Il n’est pas simple d’aller à contre courant ! Mais la Résolution des 102 présidents de Conseils généraux du 17 décembre 2008 me laisse (carrément !) sur ma faim. Pour ne pas dire que le territorial lilliputien que je suis n’est pas en phase avec cette déclaration. Quelques remarques faites ici en rapport avec la compétence Lecture Publique des départements (dont il n’est absolument pas question dans la déclaration !)

Sur les Trois principes généraux:

L’ ADF dit :  » Le Département est identifié comme étant désormais le lieu des politiques publiques de proximité, collectivité pivot des solidarités sociales et des solidarités territoriales. «  

L’ADF n’évoque que les compétences sociales, et à aucun moment, la responsabilité des départements dans des domaines – mineurs (?) – tels que le livre et la lecture, ne sont évoqués.

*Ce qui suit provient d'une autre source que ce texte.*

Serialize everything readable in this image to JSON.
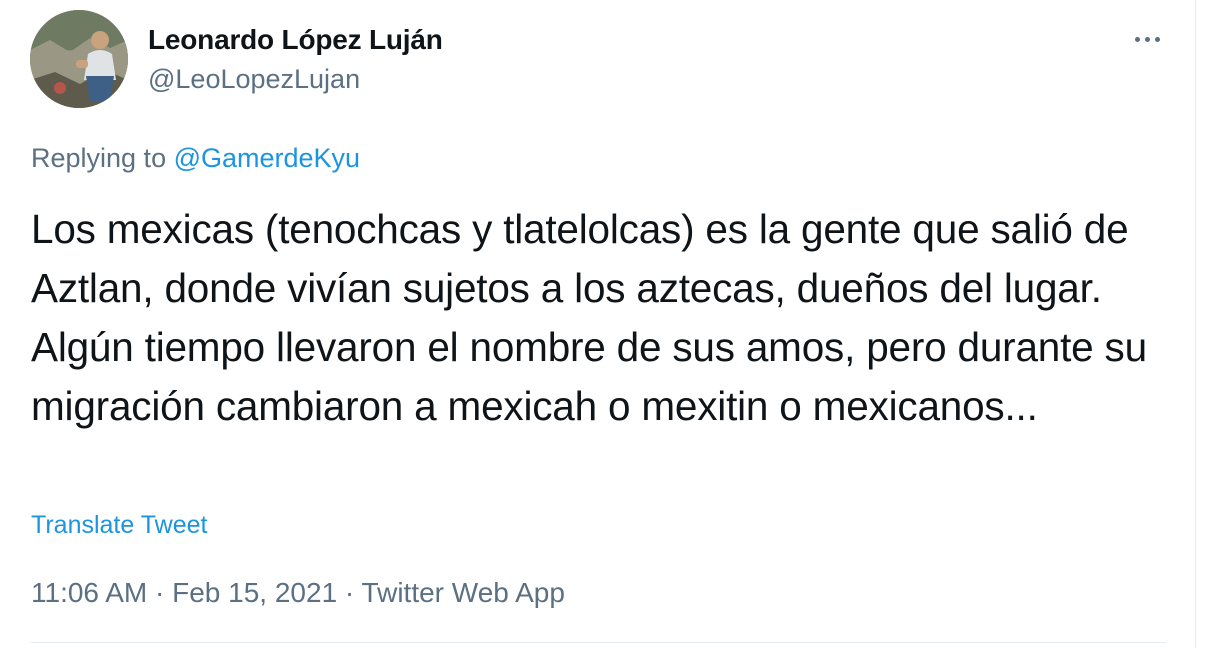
{
  "tweet": {
    "author": {
      "display_name": "Leonardo López Luján",
      "handle": "@LeoLopezLujan",
      "avatar_icon": "profile-photo"
    },
    "more_icon": "more-horizontal-icon",
    "reply": {
      "prefix": "Replying to ",
      "target": "@GamerdeKyu"
    },
    "text": "Los mexicas (tenochcas y tlatelolcas) es la gente que salió de Aztlan, donde vivían sujetos a los aztecas, dueños del lugar. Algún tiempo llevaron el nombre de sus amos, pero durante su migración cambiaron a mexicah o mexitin o mexicanos...",
    "translate_label": "Translate Tweet",
    "meta": {
      "time": "11:06 AM",
      "separator": " · ",
      "date": "Feb 15, 2021",
      "source": "Twitter Web App"
    },
    "colors": {
      "link": "#1b95e0",
      "secondary_text": "#5b7083",
      "primary_text": "#0f1419",
      "divider": "#e6ecf0"
    }
  }
}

Je pense que la  » clause générale de compétence  » a servi de prétexte à l’engagement des départements dans d’autres domaines que ceux qui leur sont dévolus par les lois de Décentralisation (en particulier celles de 1982), et ceux au détriment (récent) de secteurs tels que le nôtre.

 L’ ADF dit :  » Les Présidents sont unanimes pour rejeter le principe de fusion entre régions et départements. « 

Si l’on peut être d’accord sur l’analyse globale (les deux  » couples  » territoriaux : celui constitué par les communes et leurs groupements et les départements, soit un bloc de collectivités liées par l’exercice de compétences de proximité,et celui constitué par les régions et Etat, avec une dimension évidemment européenne), la suite de l’analyse ne convainc pas. En quoi faudrait-il des départements puissants?

 J’y ajouterai deux remarques :

  • En terme de simplification, le texte ne fait de propositions sur une diminution des strates du mille-feuilles territorial, amis apparaît plus comme une volonté de renforcer l’existant.
  • Si l’on peut comprendre la nécessité de lier des politiques (sociales en l’occurrence) à ceux qui la décident (les élus départementaux), quid d’un équilibre entre les départements riches et pauvres ?

Sur le sujet de la clarification des compétences et de la fiscalité:

–  » Il faut une pause dans les transferts « . Oui, mais il faut bien pour ce qui concerne  » le champ des compétences en partie déjà transférées (…) améliorer ces transferts et les rationaliser « . Ceci vaut à mon sens tout autant pour la lecture publique que pour les collèges.

–  » Sur les questions relatives aux financements croisés et aux cofinancements, les présidents proposent d’étudier la possibilité de limiter le financement entre collectivités en réservant les financements aux collectivités  » supra « .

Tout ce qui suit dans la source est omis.